NVIDIA continúa liderando la innovación en inteligencia artificial con una nueva actualización en sus tarjetas gráficas GeForce RTX y en la tecnología de aceleración de IA. Gracias a la colaboración con Stability AI, la gigante tecnológica ha logrado una optimización clave para los modelos de IA más demandados, como Stable Diffusion 3.5 Large, al reducir el consumo de memoria VRAM en hasta un 40% y duplicar su rendimiento en comparación con versiones anteriores.
Stable Diffusion 3.5 Large es uno de los modelos de generación de imágenes más populares y potentes. Sin embargo, la necesidad de grandes cantidades de memoria (VRAM) para ejecutar este modelo ha sido un desafío para muchos usuarios, limitando su accesibilidad a sistemas con tarjetas gráficas de alto rendimiento. Con la integración de la cuantificación FP8 en la serie GeForce RTX 40 y la generación Ada Lovelace de GPUs RTX PRO, NVIDIA ha logrado reducir el uso de VRAM en un 40%. Esta optimización permite a las tarjetas gráficas GeForce RTX manejar modelos más grandes de IA, con la posibilidad de ejecutar varios modelos simultáneamente, sin necesidad de actualizar el hardware.

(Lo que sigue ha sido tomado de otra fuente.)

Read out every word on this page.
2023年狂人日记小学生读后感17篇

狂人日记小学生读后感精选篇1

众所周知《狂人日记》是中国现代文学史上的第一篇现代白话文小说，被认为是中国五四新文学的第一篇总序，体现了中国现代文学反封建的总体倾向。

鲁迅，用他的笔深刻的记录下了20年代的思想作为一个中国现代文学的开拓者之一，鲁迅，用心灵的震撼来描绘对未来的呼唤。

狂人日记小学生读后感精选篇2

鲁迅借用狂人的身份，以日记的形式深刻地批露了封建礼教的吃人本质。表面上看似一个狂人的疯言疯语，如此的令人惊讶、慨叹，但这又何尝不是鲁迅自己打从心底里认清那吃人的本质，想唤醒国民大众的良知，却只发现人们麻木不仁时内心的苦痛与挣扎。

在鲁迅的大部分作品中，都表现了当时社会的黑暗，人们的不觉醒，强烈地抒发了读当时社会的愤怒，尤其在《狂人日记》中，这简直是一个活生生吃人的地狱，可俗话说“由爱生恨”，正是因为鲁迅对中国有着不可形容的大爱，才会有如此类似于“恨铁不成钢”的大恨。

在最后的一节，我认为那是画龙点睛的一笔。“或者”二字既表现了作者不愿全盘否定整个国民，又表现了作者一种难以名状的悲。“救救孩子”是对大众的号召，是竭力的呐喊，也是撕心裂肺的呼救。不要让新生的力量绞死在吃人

La reducción de VRAM no solo hace que el modelo sea más accesible, sino que también incrementa la velocidad de generación de imágenes. Con esta optimización, los usuarios de NVIDIA pueden ahora generar imágenes con Stable Diffusion 3.5 en la mitad de tiempo, manteniendo una calidad similar a la de modelos con FP16. Esto permite a los creadores de contenido y desarrolladores acelerar significativamente sus flujos de trabajo creativos sin comprometer la calidad.
Además de la cuantificación a FP8, la nueva optimización de NVIDIA se ha logrado gracias al uso de TensorRT, un backend especializado en IA que maximiza el rendimiento de las GPUs RTX. Este software ha sido rediseñado para la serie RTX, mejorando la ejecución de modelos de IA mediante compilación JIT (Just In Time) y reduciendo el tamaño de los paquetes en un 8x.

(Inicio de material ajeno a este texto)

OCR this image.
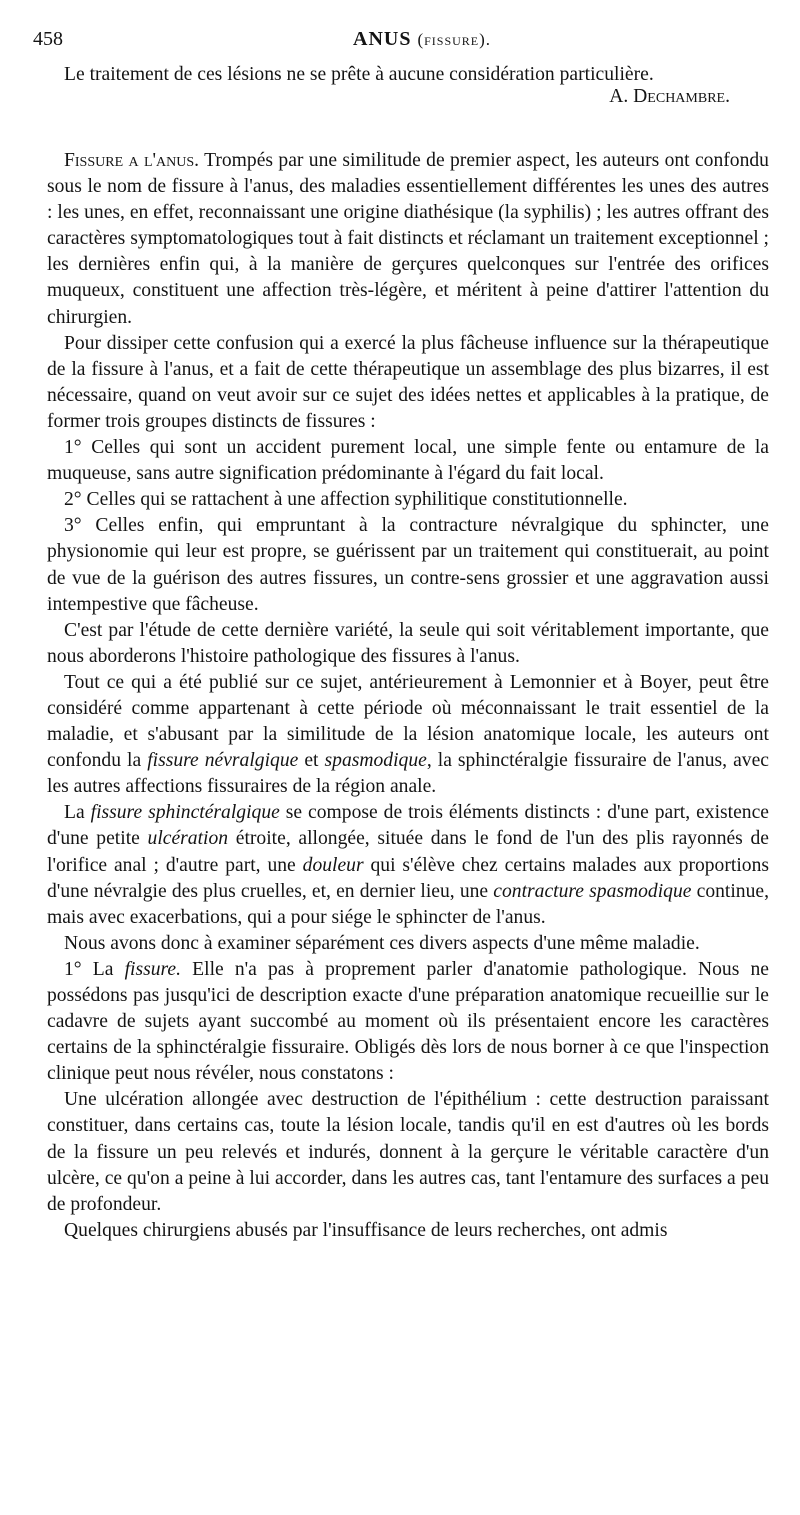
458	ANUS (fissure).

Le traitement de ces lésions ne se prête à aucune considération particulière.

A. Dechambre.

Fissure a l'anus. Trompés par une similitude de premier aspect, les auteurs ont confondu sous le nom de fissure à l'anus, des maladies essentiellement différentes les unes des autres : les unes, en effet, reconnaissant une origine diathésique (la syphilis) ; les autres offrant des caractères symptomatologiques tout à fait distincts et réclamant un traitement exceptionnel ; les dernières enfin qui, à la manière de gerçures quelconques sur l'entrée des orifices muqueux, constituent une affection très-légère, et méritent à peine d'attirer l'attention du chirurgien.

Pour dissiper cette confusion qui a exercé la plus fâcheuse influence sur la thérapeutique de la fissure à l'anus, et a fait de cette thérapeutique un assemblage des plus bizarres, il est nécessaire, quand on veut avoir sur ce sujet des idées nettes et applicables à la pratique, de former trois groupes distincts de fissures :

1° Celles qui sont un accident purement local, une simple fente ou entamure de la muqueuse, sans autre signification prédominante à l'égard du fait local.

2° Celles qui se rattachent à une affection syphilitique constitutionnelle.

3° Celles enfin, qui empruntant à la contracture névralgique du sphincter, une physionomie qui leur est propre, se guérissent par un traitement qui constituerait, au point de vue de la guérison des autres fissures, un contre-sens grossier et une aggravation aussi intempestive que fâcheuse.

C'est par l'étude de cette dernière variété, la seule qui soit véritablement importante, que nous aborderons l'histoire pathologique des fissures à l'anus.

Tout ce qui a été publié sur ce sujet, antérieurement à Lemonnier et à Boyer, peut être considéré comme appartenant à cette période où méconnaissant le trait essentiel de la maladie, et s'abusant par la similitude de la lésion anatomique locale, les auteurs ont confondu la fissure névralgique et spasmodique, la sphinctéralgie fissuraire de l'anus, avec les autres affections fissuraires de la région anale.

La fissure sphinctéralgique se compose de trois éléments distincts : d'une part, existence d'une petite ulcération étroite, allongée, située dans le fond de l'un des plis rayonnés de l'orifice anal ; d'autre part, une douleur qui s'élève chez certains malades aux proportions d'une névralgie des plus cruelles, et, en dernier lieu, une contracture spasmodique continue, mais avec exacerbations, qui a pour siége le sphincter de l'anus.

Nous avons donc à examiner séparément ces divers aspects d'une même maladie.

1° La fissure. Elle n'a pas à proprement parler d'anatomie pathologique. Nous ne possédons pas jusqu'ici de description exacte d'une préparation anatomique recueillie sur le cadavre de sujets ayant succombé au moment où ils présentaient encore les caractères certains de la sphinctéralgie fissuraire. Obligés dès lors de nous borner à ce que l'inspection clinique peut nous révéler, nous constatons :

Une ulcération allongée avec destruction de l'épithélium : cette destruction paraissant constituer, dans certains cas, toute la lésion locale, tandis qu'il en est d'autres où les bords de la fissure un peu relevés et indurés, donnent à la gerçure le véritable caractère d'un ulcère, ce qu'on a peine à lui accorder, dans les autres cas, tant l'entamure des surfaces a peu de profondeur.

Quelques chirurgiens abusés par l'insuffisance de leurs recherches, ont admis
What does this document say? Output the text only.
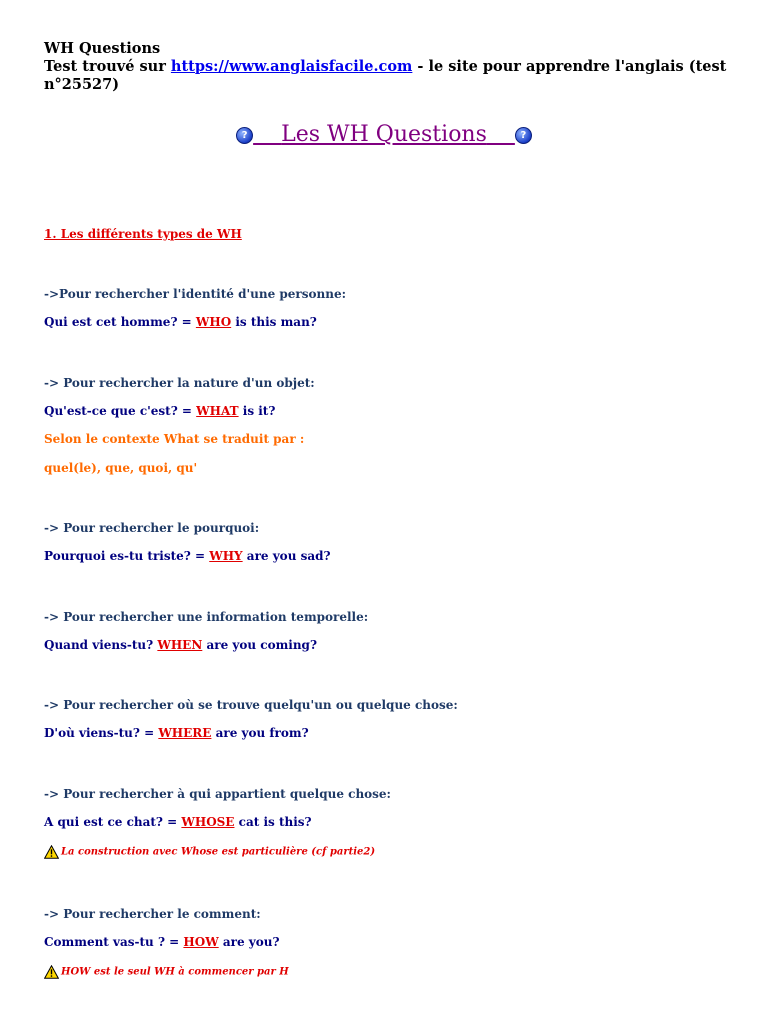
WH Questions
Test trouvé sur https://www.anglaisfacile.com - le site pour apprendre l'anglais (test n°25527)
? Les WH Questions	?
1. Les différents types de WH
->Pour rechercher l'identité d'une personne:
Qui est cet homme? = WHO is this man?
-> Pour rechercher la nature d'un objet:
Qu'est-ce que c'est? = WHAT is it?
Selon le contexte What se traduit par :
quel(le), que, quoi, qu'
-> Pour rechercher le pourquoi:
Pourquoi es-tu triste? = WHY are you sad?
-> Pour rechercher une information temporelle:
Quand viens-tu? WHEN are you coming?
-> Pour rechercher où se trouve quelqu'un ou quelque chose:
D'où viens-tu? = WHERE are you from?
-> Pour rechercher à qui appartient quelque chose:
A qui est ce chat? = WHOSE cat is this?
La construction avec Whose est particulière (cf partie2)
-> Pour rechercher le comment:
Comment vas-tu ? = HOW are you?
HOW est le seul WH à commencer par H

TensorRT permite a los desarrolladores crear motores optimizados de IA para sus aplicaciones de manera más sencilla y rápida. En lugar de tener que generar motores para cada tipo de GPU de forma manual, los desarrolladores ahora pueden crear un motor genérico optimizado que se adapta automáticamente al dispositivo, mejorando así la eficiencia del proceso. Esta funcionalidad está disponible para los desarrolladores a través del nuevo SDK de TensorRT, que puede descargarse de la página de desarrolladores de NVIDIA.
NVIDIA también ha anunciado el lanzamiento de la versión preliminar de su kit de desarrollo de software (SDK) para TensorRT para RTX, disponible ahora como una herramienta independiente para desarrolladores. Este SDK se integra fácilmente con Windows ML, el backend de inferencia de IA de Microsoft, lo que permite a los desarrolladores integrar IA generativa y acelerada por TensorRT de manera más eficiente en sus aplicaciones.

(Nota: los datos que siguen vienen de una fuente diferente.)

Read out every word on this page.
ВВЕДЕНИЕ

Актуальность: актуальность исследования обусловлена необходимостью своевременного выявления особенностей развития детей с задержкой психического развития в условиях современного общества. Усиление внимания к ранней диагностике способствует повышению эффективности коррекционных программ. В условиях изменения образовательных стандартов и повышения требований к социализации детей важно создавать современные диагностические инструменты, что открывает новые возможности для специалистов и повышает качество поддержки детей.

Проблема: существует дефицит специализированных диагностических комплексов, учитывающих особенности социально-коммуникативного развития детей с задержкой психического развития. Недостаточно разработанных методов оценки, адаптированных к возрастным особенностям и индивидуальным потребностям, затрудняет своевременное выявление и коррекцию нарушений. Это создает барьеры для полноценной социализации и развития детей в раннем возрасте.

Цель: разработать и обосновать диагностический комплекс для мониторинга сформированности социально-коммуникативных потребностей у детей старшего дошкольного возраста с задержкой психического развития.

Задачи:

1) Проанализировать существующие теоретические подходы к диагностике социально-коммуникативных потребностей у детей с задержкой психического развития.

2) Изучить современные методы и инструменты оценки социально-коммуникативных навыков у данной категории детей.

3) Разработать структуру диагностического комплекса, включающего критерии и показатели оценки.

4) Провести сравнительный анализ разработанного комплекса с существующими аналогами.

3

Además, la colaboración con Stability AI no se detiene allí. Los modelos optimizados de Stable Diffusion 3.5 Large y Medium ya están disponibles para su descarga en la plataforma Hugging Face y también se lanzará un microservicio NVIDIA NIM en julio para facilitar aún más el acceso de los creadores a estos modelos de IA avanzados.
Con estas nuevas optimizaciones, los creadores de contenido digital podrán experimentar una mayor rapidez y eficiencia en sus procesos de generación de imágenes. Ya sea para trabajos artísticos, visualización de conceptos o desarrollo de productos, la mejora de rendimiento de Stable Diffusion 3.5 en GPUs RTX abre nuevas oportunidades para innovar sin las limitaciones previas de hardware.

Para los desarrolladores, la nueva versión de TensorRT también les ofrece una forma más sencilla de implementar modelos de IA avanzados, lo que les permitirá crear aplicaciones más potentes y optimizadas con una mayor facilidad.
El anuncio de estas innovaciones fue realizado en el marco de la conferencia GTC París, celebrada en el evento VivaTech, donde el CEO de NVIDIA, Jensen Huang, ofreció una presentación sobre los últimos avances en IA y su infraestructura en la nube. La conferencia destacó cómo las tecnologías de NVIDIA están transformando no solo el desarrollo de IA, sino también su implementación en aplicaciones del día a día.
Con el impacto de estas nuevas herramientas, NVIDIA refuerza su posición como líder en la aceleración de IA y la innovación en la creación digital.